Sara Bonaventura e Claudio Cirri di Teatro Sotterraneo narrano l’infanzia del piccolo Amleto, la simulano (interagendo con il bambino in scena) e vi fantasticano coinvolgendo uno spettatore – cifra caratterizzante del loro teatro. «Sei ancora troppo piccolo per domandarti dell’essere o non essere» dicono l’uomo e la donna interpretando i precettori apprensivi. Con un linguaggio caustico, acuto e definito “avant-pop” tratteggiano una mappatura delle carettiristiche del principe di Danimarca come se fossero state già in essere nel suo daimon ironizzando anche sull’essere cresciuto dentro una campana di vetro. Così Amleto legge, scrive e disegna come tutti i bambini normali, ma allo stesso tempo ama collezionare cose morte e custodirle nella sua casetta dove si rifugia in preda alla melanconia.
«Essere o non essere? Questo è il problema». Parole topiche che in bocca a un bambino appaiono stranianti se non sapessimo che è Amleto.
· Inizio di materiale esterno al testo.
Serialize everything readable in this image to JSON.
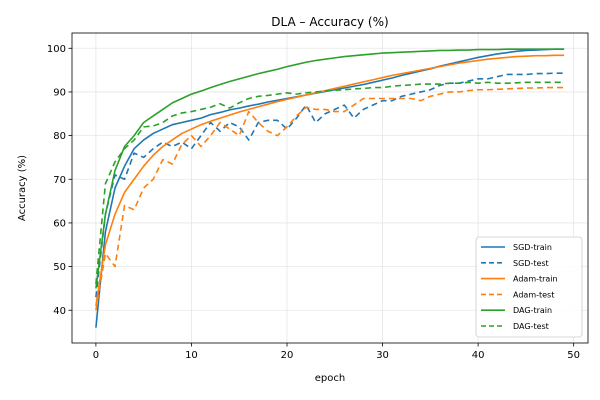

Parole che si sposano con la poetica del Teatro Sotterraneo di porre questioni senza dare risposte.
Partono le note di “Creep” di Damien Rice e Amleto, interrogato dai suoi dilemmi, prende in prestito le parole della canzone restituendole con la successione di cartelli. Il cerchio sta per chiudersi: sottoforma di gioco, Cirri predice al piccolo quello che sarà di lui. «Il resto è silenzio».
Ricollegandosi all’ossessione per la morte (vedi, ad es., “Dies irae”), i ragazzi di Teatro Sotterraneo ci dimostrano come, partendo da una commissione, si possa essere coerenti col percorso realizzato dando vita a una delle variazioni su Amleto più personali viste nell’ambito di Tfaddal.